Although running and pregnancy are totally compatible, during the first trimester of pregnancy it’s possible that they don’t match as much. During this period, the hormones are stabilizing, which produces many changes in the woman’s body. This can make the mother feel that she doesn’t fit into any running pace.

After the first trimester, hormones start to favor the pregnant woman. From then on, some pregnant women are able to match running times as before pregnancy.
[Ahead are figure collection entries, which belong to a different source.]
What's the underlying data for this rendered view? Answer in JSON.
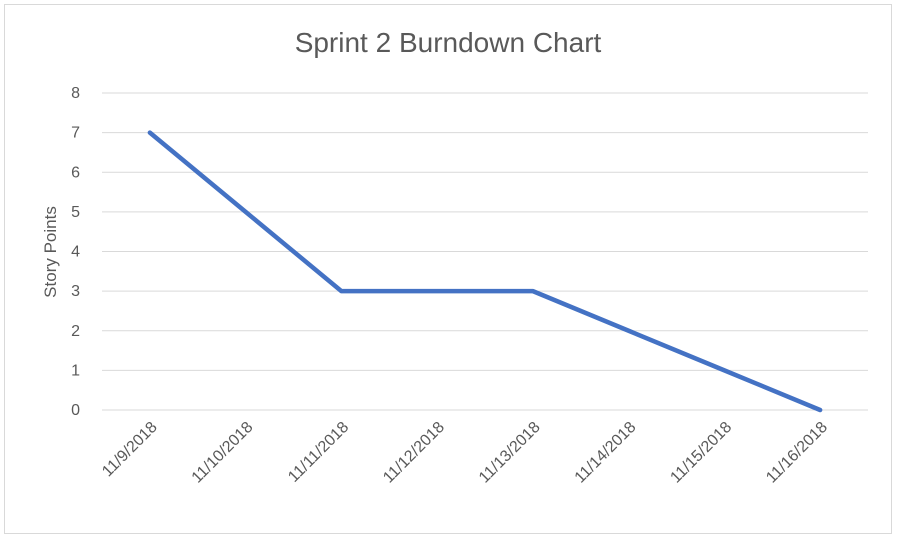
{
  "chart_data": {
    "type": "line",
    "title": "Sprint 2 Burndown Chart",
    "xlabel": "",
    "ylabel": "Story Points",
    "categories": [
      "11/9/2018",
      "11/10/2018",
      "11/11/2018",
      "11/12/2018",
      "11/13/2018",
      "11/14/2018",
      "11/15/2018",
      "11/16/2018"
    ],
    "series": [
      {
        "values": [
          7,
          5,
          3,
          3,
          3,
          2,
          1,
          0
        ],
        "color": "#4472c4"
      }
    ],
    "ylim": [
      0,
      8
    ],
    "yticks": [
      0,
      1,
      2,
      3,
      4,
      5,
      6,
      7,
      8
    ],
    "grid": true,
    "legend": "none"
  }
}
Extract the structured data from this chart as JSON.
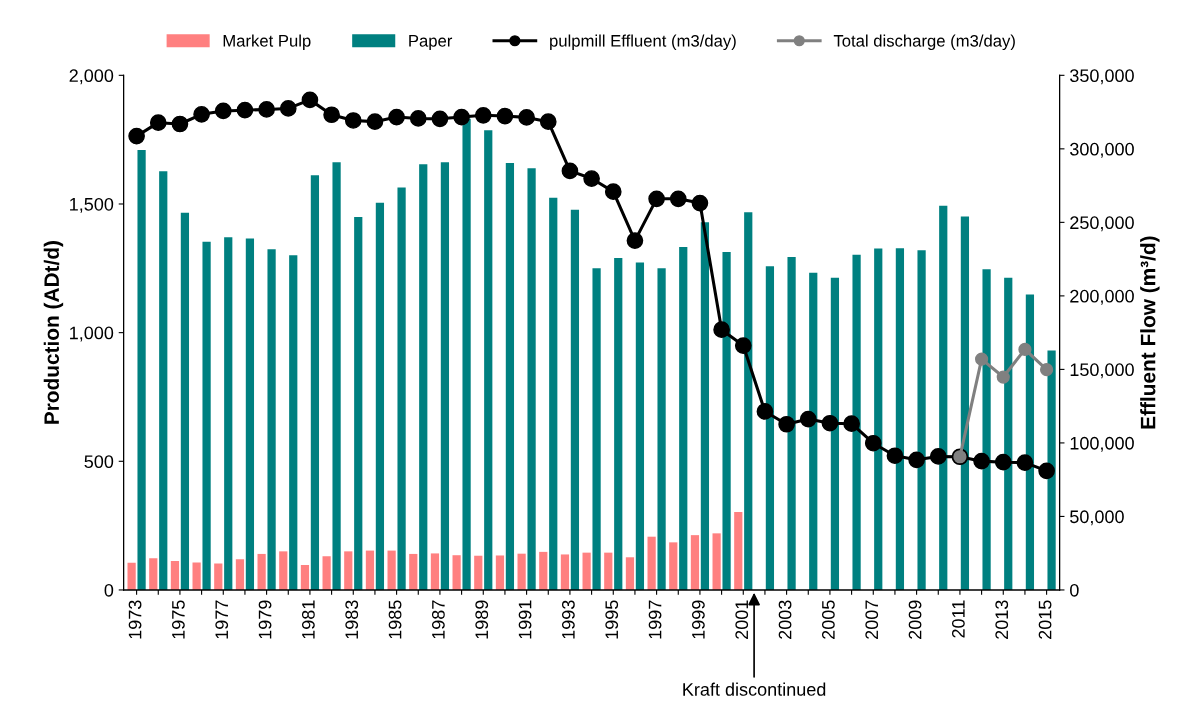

But we should not forget that the most important thing is not to overdo the exercises, even if we are feeling in a good mood.

Finally, in the last trimester of pregnancy, it is recommended to slow down. The belly is already big enough to start making the mother more tired. In addition, this weight begins to leave marks on the lower back, hips and knees.

Running recommendations for pregnant women

It is necessary to be aware of some recommendations when starting to run. It is essential to make some changes to the usual training to ensure the well-being of both mother and baby.

  • Medical approval. If the mother has run before, she must receive medical approval before continuing. With this, you will be sure that you are not putting your situation or the baby at risk.
  • Above all, the mother-to-be must remember that the goal is to enjoy the moment. Then there will be more time to resume racing and competitions. During training while pregnant, a woman should focus more on exercise time than on miles covered.
  • Control your heart rate. Pulses should remain between 140 and 145 per minute during training. If they get above, it is recommended to intersperse with a walk to recover the ideal heart rate.
  • Adjust the pace of the race. As the pregnancy progresses, the pace should be slowed down to avoid injury to the legs or joints. It is also a preventive way to avoid falls that can harm the mother’s health status.
  • Keep hydrated. Staying well hydrated is one of the most important challenges in pregnancy. During an exercise routine, water intake should increase to stabilize body temperature as well as to recover salts that are lost with sweating.
  • Pay attention to your body. It is never recommended to push the body to the limit in terms of exercise. On days when the woman feels tired or short of breath, for example, she can do a less demanding exercise.
  • Run with company. Running can be a good excuse to spend time with other pregnant women or play a sport with your partner. Playing sports in a group generates extra motivation. Even more so in special situations, such as pregnancy.

running and pregnancy

The benefits of combining running and pregnancy are many, but there are precautions you should take. As in other phases of life, sport can generate positive changes during pregnancy as well.